Frank M. Jimenez, Plaintiff,
v.
Federal Bureau of Investigation, et al., Defendants.



The opinion of the court was delivered by: SPORKIN

 This matter comes before the Court on cross-motions for summary judgment and on a motion for stay of proceedings by the Federal Bureau of Investigation. Plaintiff brings suit under the Freedom of Information Act, 5 U.S.C. § 552 [hereinafter FOIA]. Plaintiff, who is proceeding pro se in this matter, seeks all records pertaining to himself from the following defendants: Federal Bureau of Investigation (FBI), Bureau of Prisons (BOP), U.S. Postal Service (USPS), Bureau of Alcohol, Tobacco, & Firearms (ATF), Executive Office of the United States Attorney (EOUSA), U.S. Marshals Service (USMS), Criminal Division of the Department of Justice (Criminal Division), and Drug Enforcement Administration (DEA). *fn1"

 BACKGROUND

 On April 8, 1995, plaintiff submitted requests to all defendants for documents under the FOIA, 5 U.S.C. § 552. Specifically, plaintiff requested all records "in any way connected to, related to or even remotely in reference to [his] name." (Jimenez Aff., pp. 3-4). The USPS, ATF, and Criminal Division claim that they have conducted a legally sufficient search which has not yielded any documents responsive to plaintiff's request. The DEA, BOP, USMS, and EOUSA assert that they have released all documents responsive to plaintiffs request, with the exception of those documents which are subject to FOIA and Privacy Act exemptions. The FBI claims that "exceptional circumstances" exist which justify a four-year delay to comply with plaintiff's FOIA request, and consequently requests a stay of proceedings. Plaintiff filed a cross-motion for summary judgment against remaining defendants, as well as a one-page response to the defendants' motions for summary judgment.

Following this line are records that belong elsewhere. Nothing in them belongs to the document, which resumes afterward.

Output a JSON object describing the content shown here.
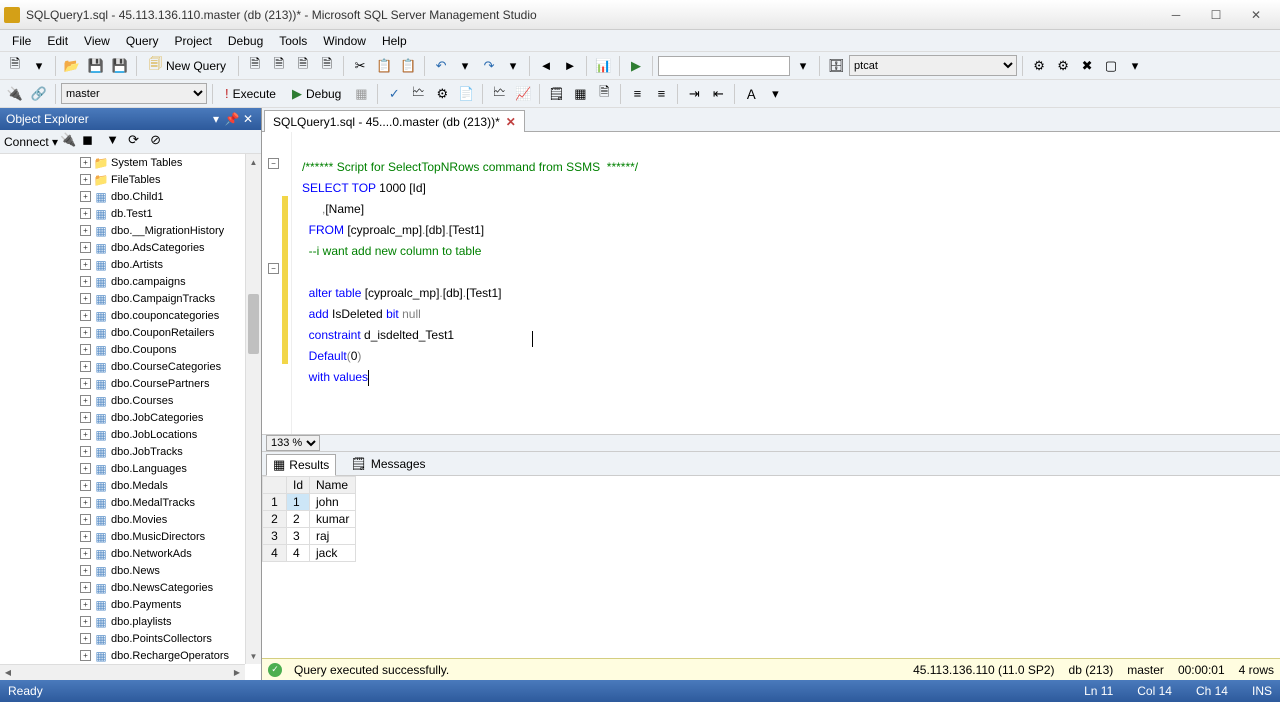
{
  "title": "SQLQuery1.sql - 45.113.136.110.master (db (213))* - Microsoft SQL Server Management Studio",
  "menu": [
    "File",
    "Edit",
    "View",
    "Query",
    "Project",
    "Debug",
    "Tools",
    "Window",
    "Help"
  ],
  "newQuery": "New Query",
  "execute": "Execute",
  "debug": "Debug",
  "dbCombo": "master",
  "userCombo": "ptcat",
  "objectExplorer": {
    "title": "Object Explorer",
    "connect": "Connect",
    "nodes": [
      {
        "label": "System Tables",
        "exp": "+",
        "folder": true
      },
      {
        "label": "FileTables",
        "exp": "+",
        "folder": true
      },
      {
        "label": "dbo.Child1",
        "exp": "+"
      },
      {
        "label": "db.Test1",
        "exp": "+"
      },
      {
        "label": "dbo.__MigrationHistory",
        "exp": "+"
      },
      {
        "label": "dbo.AdsCategories",
        "exp": "+"
      },
      {
        "label": "dbo.Artists",
        "exp": "+"
      },
      {
        "label": "dbo.campaigns",
        "exp": "+"
      },
      {
        "label": "dbo.CampaignTracks",
        "exp": "+"
      },
      {
        "label": "dbo.couponcategories",
        "exp": "+"
      },
      {
        "label": "dbo.CouponRetailers",
        "exp": "+"
      },
      {
        "label": "dbo.Coupons",
        "exp": "+"
      },
      {
        "label": "dbo.CourseCategories",
        "exp": "+"
      },
      {
        "label": "dbo.CoursePartners",
        "exp": "+"
      },
      {
        "label": "dbo.Courses",
        "exp": "+"
      },
      {
        "label": "dbo.JobCategories",
        "exp": "+"
      },
      {
        "label": "dbo.JobLocations",
        "exp": "+"
      },
      {
        "label": "dbo.JobTracks",
        "exp": "+"
      },
      {
        "label": "dbo.Languages",
        "exp": "+"
      },
      {
        "label": "dbo.Medals",
        "exp": "+"
      },
      {
        "label": "dbo.MedalTracks",
        "exp": "+"
      },
      {
        "label": "dbo.Movies",
        "exp": "+"
      },
      {
        "label": "dbo.MusicDirectors",
        "exp": "+"
      },
      {
        "label": "dbo.NetworkAds",
        "exp": "+"
      },
      {
        "label": "dbo.News",
        "exp": "+"
      },
      {
        "label": "dbo.NewsCategories",
        "exp": "+"
      },
      {
        "label": "dbo.Payments",
        "exp": "+"
      },
      {
        "label": "dbo.playlists",
        "exp": "+"
      },
      {
        "label": "dbo.PointsCollectors",
        "exp": "+"
      },
      {
        "label": "dbo.RechargeOperators",
        "exp": "+"
      }
    ]
  },
  "tab": "SQLQuery1.sql - 45....0.master (db (213))*",
  "code": {
    "l1": "/****** Script for SelectTopNRows command from SSMS  ******/",
    "l2a": "SELECT",
    "l2b": " TOP",
    "l2c": " 1000",
    "l2d": " [Id]",
    "l3a": "      ,",
    "l3b": "[Name]",
    "l4a": "  FROM",
    "l4b": " [cyproalc_mp]",
    "l4c": ".",
    "l4d": "[db]",
    "l4e": ".",
    "l4f": "[Test1]",
    "l5": "  --i want add new column to table",
    "l6": "",
    "l7a": "  alter",
    "l7b": " table",
    "l7c": " [cyproalc_mp]",
    "l7d": ".",
    "l7e": "[db]",
    "l7f": ".",
    "l7g": "[Test1]",
    "l8a": "  add",
    "l8b": " IsDeleted ",
    "l8c": "bit",
    "l8d": " null",
    "l9a": "  constraint",
    "l9b": " d_isdelted_Test1",
    "l10a": "  Default",
    "l10b": "(",
    "l10c": "0",
    "l10d": ")",
    "l11a": "  with",
    "l11b": " values"
  },
  "zoom": "133 %",
  "resultsTabs": {
    "results": "Results",
    "messages": "Messages"
  },
  "grid": {
    "headers": [
      "",
      "Id",
      "Name"
    ],
    "rows": [
      [
        "1",
        "1",
        "john"
      ],
      [
        "2",
        "2",
        "kumar"
      ],
      [
        "3",
        "3",
        "raj"
      ],
      [
        "4",
        "4",
        "jack"
      ]
    ]
  },
  "queryStatus": "Query executed successfully.",
  "connInfo": {
    "server": "45.113.136.110 (11.0 SP2)",
    "db": "db (213)",
    "user": "master",
    "time": "00:00:01",
    "rows": "4 rows"
  },
  "status": {
    "ready": "Ready",
    "ln": "Ln 11",
    "col": "Col 14",
    "ch": "Ch 14",
    "ins": "INS"
  }
}
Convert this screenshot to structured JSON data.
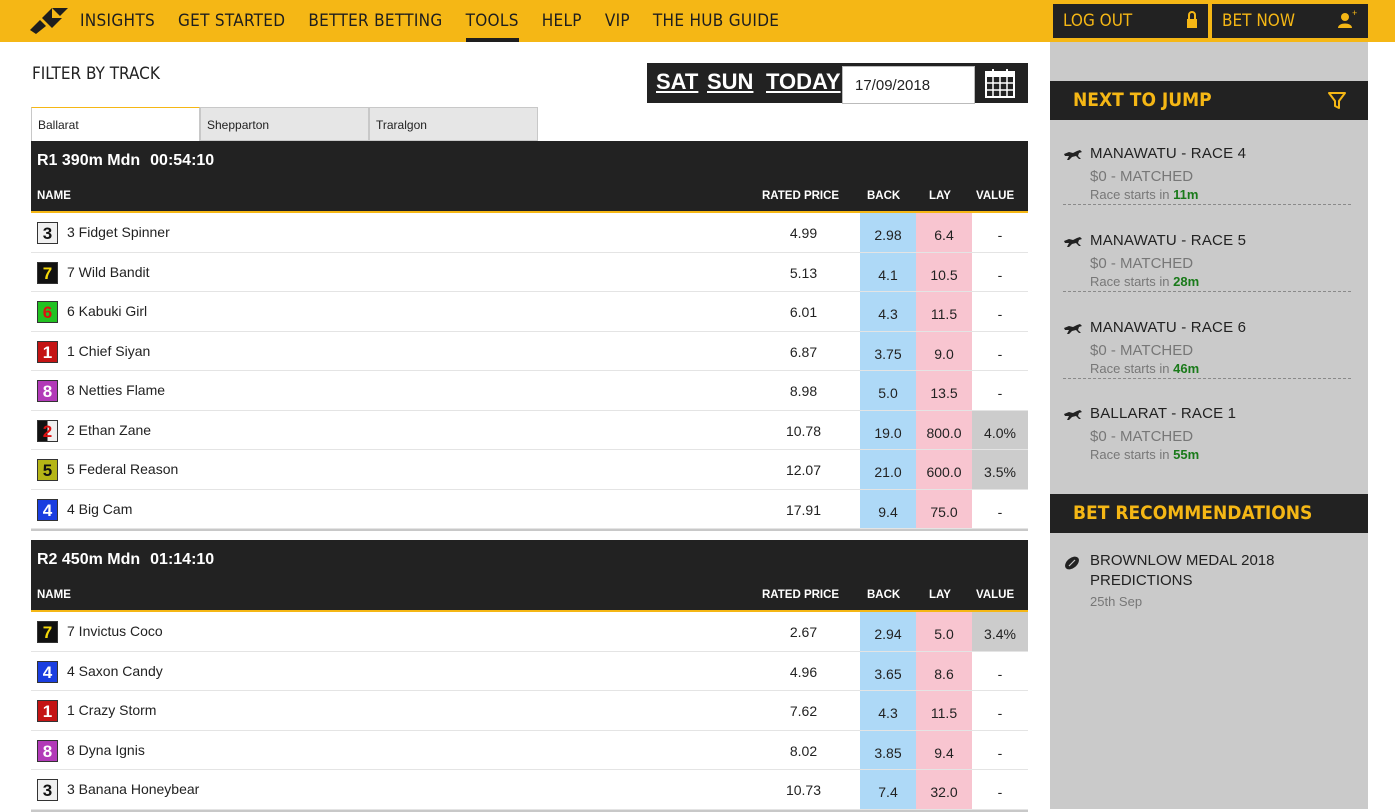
{
  "nav": {
    "items": [
      {
        "label": "INSIGHTS",
        "active": false
      },
      {
        "label": "GET STARTED",
        "active": false
      },
      {
        "label": "BETTER BETTING",
        "active": false
      },
      {
        "label": "TOOLS",
        "active": true
      },
      {
        "label": "HELP",
        "active": false
      },
      {
        "label": "VIP",
        "active": false
      },
      {
        "label": "THE HUB GUIDE",
        "active": false
      }
    ],
    "logout_label": "LOG OUT",
    "betnow_label": "BET NOW"
  },
  "filter": {
    "title": "FILTER BY TRACK",
    "days": [
      "SAT",
      "SUN",
      "TODAY"
    ],
    "date": "17/09/2018",
    "tracks": [
      "Ballarat",
      "Shepparton",
      "Traralgon"
    ],
    "active_track": 0
  },
  "columns": {
    "name": "NAME",
    "rated": "RATED PRICE",
    "back": "BACK",
    "lay": "LAY",
    "value": "VALUE"
  },
  "races": [
    {
      "title": "R1 390m Mdn",
      "time": "00:54:10",
      "runners": [
        {
          "num": "3",
          "rug": "white",
          "name": "3 Fidget Spinner",
          "rated": "4.99",
          "back": "2.98",
          "lay": "6.4",
          "value": "-"
        },
        {
          "num": "7",
          "rug": "black-yellow",
          "name": "7 Wild Bandit",
          "rated": "5.13",
          "back": "4.1",
          "lay": "10.5",
          "value": "-"
        },
        {
          "num": "6",
          "rug": "green",
          "name": "6 Kabuki Girl",
          "rated": "6.01",
          "back": "4.3",
          "lay": "11.5",
          "value": "-"
        },
        {
          "num": "1",
          "rug": "red",
          "name": "1 Chief Siyan",
          "rated": "6.87",
          "back": "3.75",
          "lay": "9.0",
          "value": "-"
        },
        {
          "num": "8",
          "rug": "pink",
          "name": "8 Netties Flame",
          "rated": "8.98",
          "back": "5.0",
          "lay": "13.5",
          "value": "-"
        },
        {
          "num": "2",
          "rug": "black-white",
          "name": "2 Ethan Zane",
          "rated": "10.78",
          "back": "19.0",
          "lay": "800.0",
          "value": "4.0%"
        },
        {
          "num": "5",
          "rug": "yellow",
          "name": "5 Federal Reason",
          "rated": "12.07",
          "back": "21.0",
          "lay": "600.0",
          "value": "3.5%"
        },
        {
          "num": "4",
          "rug": "blue",
          "name": "4 Big Cam",
          "rated": "17.91",
          "back": "9.4",
          "lay": "75.0",
          "value": "-"
        }
      ]
    },
    {
      "title": "R2 450m Mdn",
      "time": "01:14:10",
      "runners": [
        {
          "num": "7",
          "rug": "black-yellow",
          "name": "7 Invictus Coco",
          "rated": "2.67",
          "back": "2.94",
          "lay": "5.0",
          "value": "3.4%"
        },
        {
          "num": "4",
          "rug": "blue",
          "name": "4 Saxon Candy",
          "rated": "4.96",
          "back": "3.65",
          "lay": "8.6",
          "value": "-"
        },
        {
          "num": "1",
          "rug": "red",
          "name": "1 Crazy Storm",
          "rated": "7.62",
          "back": "4.3",
          "lay": "11.5",
          "value": "-"
        },
        {
          "num": "8",
          "rug": "pink",
          "name": "8 Dyna Ignis",
          "rated": "8.02",
          "back": "3.85",
          "lay": "9.4",
          "value": "-"
        },
        {
          "num": "3",
          "rug": "white",
          "name": "3 Banana Honeybear",
          "rated": "10.73",
          "back": "7.4",
          "lay": "32.0",
          "value": "-"
        }
      ]
    }
  ],
  "next_to_jump": {
    "title": "NEXT TO JUMP",
    "items": [
      {
        "title": "MANAWATU - RACE 4",
        "matched": "$0 - MATCHED",
        "starts_prefix": "Race starts in",
        "starts_in": "11m"
      },
      {
        "title": "MANAWATU - RACE 5",
        "matched": "$0 - MATCHED",
        "starts_prefix": "Race starts in",
        "starts_in": "28m"
      },
      {
        "title": "MANAWATU - RACE 6",
        "matched": "$0 - MATCHED",
        "starts_prefix": "Race starts in",
        "starts_in": "46m"
      },
      {
        "title": "BALLARAT - RACE 1",
        "matched": "$0 - MATCHED",
        "starts_prefix": "Race starts in",
        "starts_in": "55m"
      }
    ]
  },
  "recommendations": {
    "title": "BET RECOMMENDATIONS",
    "items": [
      {
        "title": "BROWNLOW MEDAL 2018 PREDICTIONS",
        "date": "25th Sep"
      }
    ]
  },
  "colors": {
    "accent": "#f5b715",
    "dark": "#222222",
    "back": "#aed9f7",
    "lay": "#f8c5d0",
    "panel": "#cacaca",
    "green": "#1a7a1a"
  }
}
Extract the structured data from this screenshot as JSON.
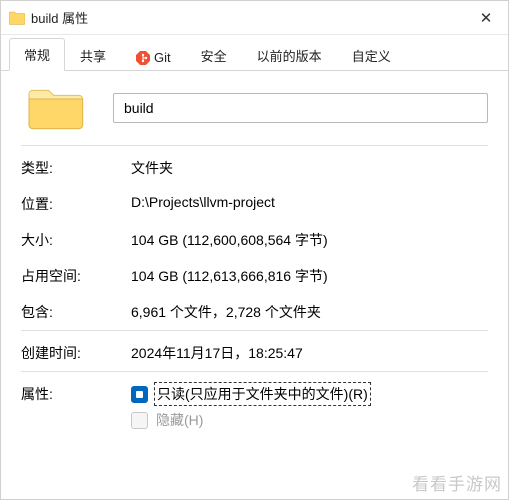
{
  "window": {
    "title": "build 属性",
    "close_glyph": "✕"
  },
  "tabs": {
    "general": "常规",
    "sharing": "共享",
    "git": "Git",
    "security": "安全",
    "previous_versions": "以前的版本",
    "customize": "自定义"
  },
  "folder": {
    "name": "build"
  },
  "props": {
    "type_label": "类型:",
    "type_value": "文件夹",
    "location_label": "位置:",
    "location_value": "D:\\Projects\\llvm-project",
    "size_label": "大小:",
    "size_value": "104 GB (112,600,608,564 字节)",
    "sizeondisk_label": "占用空间:",
    "sizeondisk_value": "104 GB (112,613,666,816 字节)",
    "contains_label": "包含:",
    "contains_value": "6,961 个文件，2,728 个文件夹",
    "created_label": "创建时间:",
    "created_value": "2024年11月17日，18:25:47"
  },
  "attributes": {
    "label": "属性:",
    "readonly": "只读(只应用于文件夹中的文件)(R)",
    "hidden": "隐藏(H)"
  },
  "watermark": "看看手游网"
}
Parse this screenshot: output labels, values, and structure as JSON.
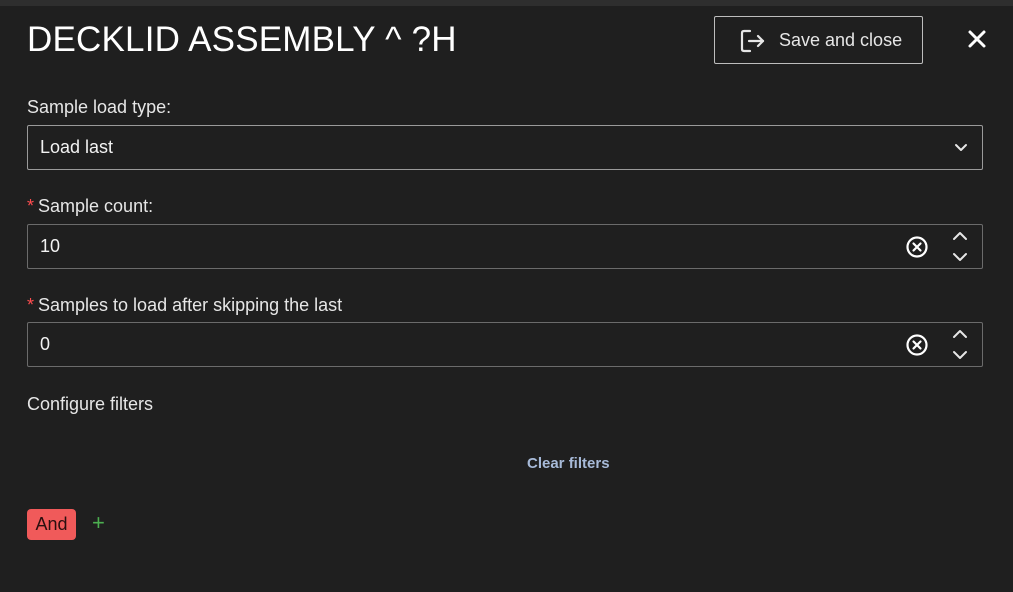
{
  "header": {
    "title": "DECKLID ASSEMBLY ^ ?H",
    "save_label": "Save and close",
    "save_icon": "exit-icon",
    "close_icon": "close-icon"
  },
  "form": {
    "load_type": {
      "label": "Sample load type:",
      "value": "Load last"
    },
    "sample_count": {
      "required_mark": "*",
      "label": "Sample count:",
      "value": "10"
    },
    "skip_count": {
      "required_mark": "*",
      "label": "Samples to load after skipping the last",
      "value": "0"
    }
  },
  "filters": {
    "heading": "Configure filters",
    "clear_label": "Clear filters",
    "operator_label": "And",
    "add_label": "+"
  },
  "colors": {
    "background": "#1f1f1f",
    "required": "#ff4d4f",
    "operator_pill": "#f05a5a",
    "add": "#4caf50",
    "link": "#a7bad8"
  }
}
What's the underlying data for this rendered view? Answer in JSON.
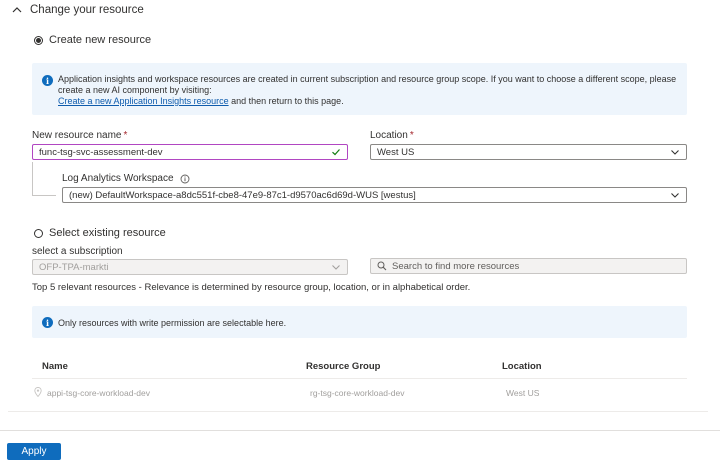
{
  "section": {
    "title": "Change your resource"
  },
  "create_new": {
    "radio_label": "Create new resource",
    "info_text": "Application insights and workspace resources are created in current subscription and resource group scope. If you want to choose a different scope, please create a new AI component by visiting:",
    "info_link": "Create a new Application Insights resource",
    "info_suffix": " and then return to this page.",
    "name_label": "New resource name",
    "name_value": "func-tsg-svc-assessment-dev",
    "location_label": "Location",
    "location_value": "West US",
    "workspace_label": "Log Analytics Workspace",
    "workspace_value": "(new) DefaultWorkspace-a8dc551f-cbe8-47e9-87c1-d9570ac6d69d-WUS [westus]",
    "required_mark": "*"
  },
  "select_existing": {
    "radio_label": "Select existing resource",
    "subscription_label": "select a subscription",
    "subscription_value": "OFP-TPA-markti",
    "search_placeholder": "Search to find more resources",
    "relevance_text": "Top 5 relevant resources - Relevance is determined by resource group, location, or in alphabetical order.",
    "info_text": "Only resources with write permission are selectable here.",
    "table": {
      "columns": [
        "Name",
        "Resource Group",
        "Location"
      ],
      "rows": [
        {
          "name": "appi-tsg-core-workload-dev",
          "group": "rg-tsg-core-workload-dev",
          "location": "West US"
        }
      ]
    }
  },
  "footer": {
    "apply_label": "Apply"
  },
  "colors": {
    "accent": "#0f6cbd",
    "focus_border": "#b146c2",
    "info_bg": "#eef5fc",
    "required": "#a4262c"
  }
}
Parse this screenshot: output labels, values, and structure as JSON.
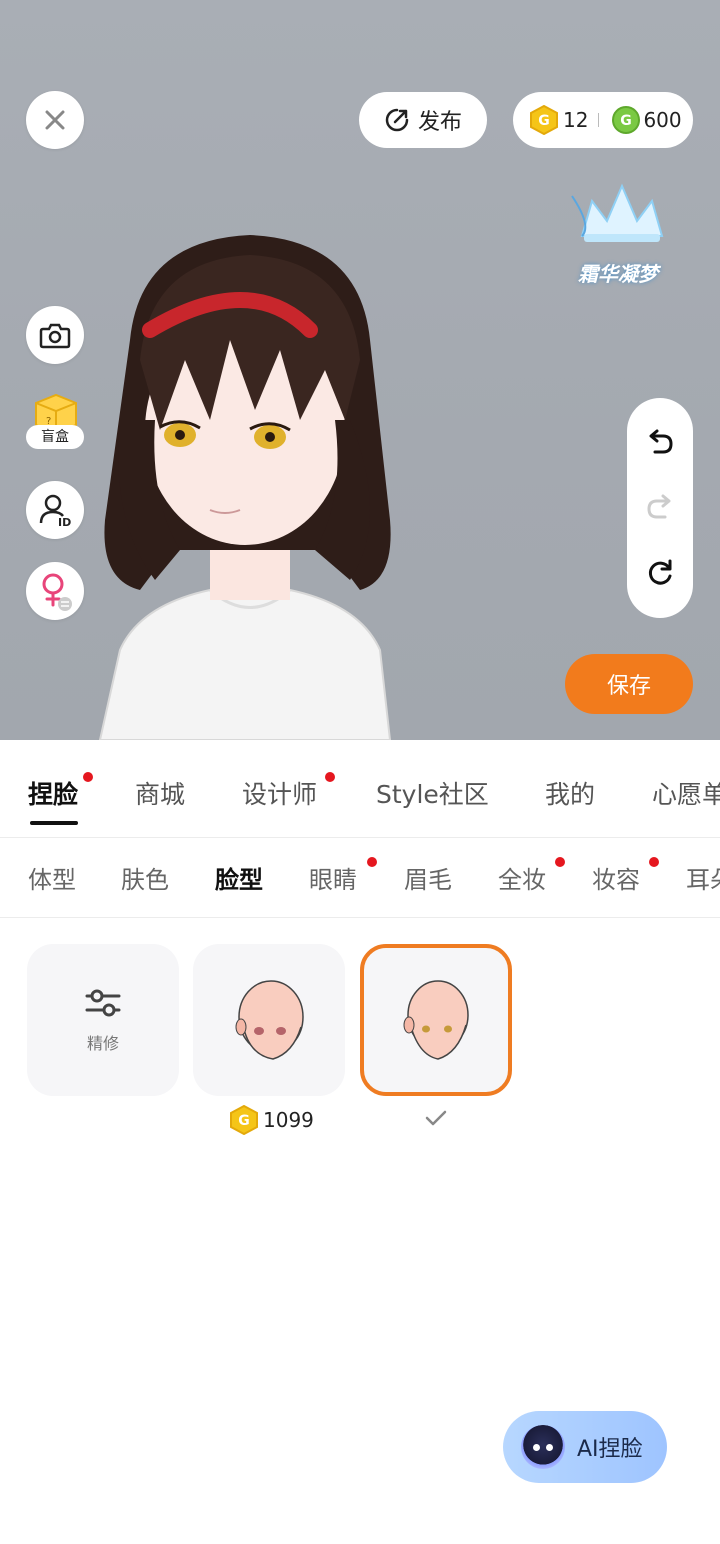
{
  "header": {
    "publish_label": "发布",
    "gold_coins": "12",
    "green_coins": "600",
    "badge_text": "霜华凝梦"
  },
  "side": {
    "blind_box_label": "盲盒"
  },
  "actions": {
    "save_label": "保存",
    "ai_label": "AI捏脸"
  },
  "main_tabs": [
    {
      "label": "捏脸",
      "active": true,
      "dot": true
    },
    {
      "label": "商城",
      "active": false,
      "dot": false
    },
    {
      "label": "设计师",
      "active": false,
      "dot": true
    },
    {
      "label": "Style社区",
      "active": false,
      "dot": false
    },
    {
      "label": "我的",
      "active": false,
      "dot": false
    },
    {
      "label": "心愿单",
      "active": false,
      "dot": false
    }
  ],
  "sub_tabs": [
    {
      "label": "体型",
      "active": false,
      "dot": false
    },
    {
      "label": "肤色",
      "active": false,
      "dot": false
    },
    {
      "label": "脸型",
      "active": true,
      "dot": false
    },
    {
      "label": "眼睛",
      "active": false,
      "dot": true
    },
    {
      "label": "眉毛",
      "active": false,
      "dot": false
    },
    {
      "label": "全妆",
      "active": false,
      "dot": true
    },
    {
      "label": "妆容",
      "active": false,
      "dot": true
    },
    {
      "label": "耳朵",
      "active": false,
      "dot": false
    }
  ],
  "items": {
    "refine_label": "精修",
    "face1_price": "1099"
  },
  "colors": {
    "accent": "#f27b1c",
    "selected_border": "#ef7c22",
    "red_dot": "#e5171f",
    "gold_coin": "#f5c518",
    "green_coin": "#7ac943"
  }
}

 SUMMARY JUDGMENT STANDARDS

 Pursuant to Federal Rule of Civil Procedure 56(c), summary judgment "shall be rendered forthwith if the pleadings, depositions, answers to interrogatories, and admissions on file, together with affidavits, if any, show that there is no genuine issue as to any material fact, and that the moving party is entitled to judgment as a matter of law." Mere allegations or denials of the adverse party's pleadings are insufficient to deny summary judgment; rather the adverse party must "set forth specific facts showing that there is a genuine issue for trial." Fed. R. Civ. Pro. 56(e).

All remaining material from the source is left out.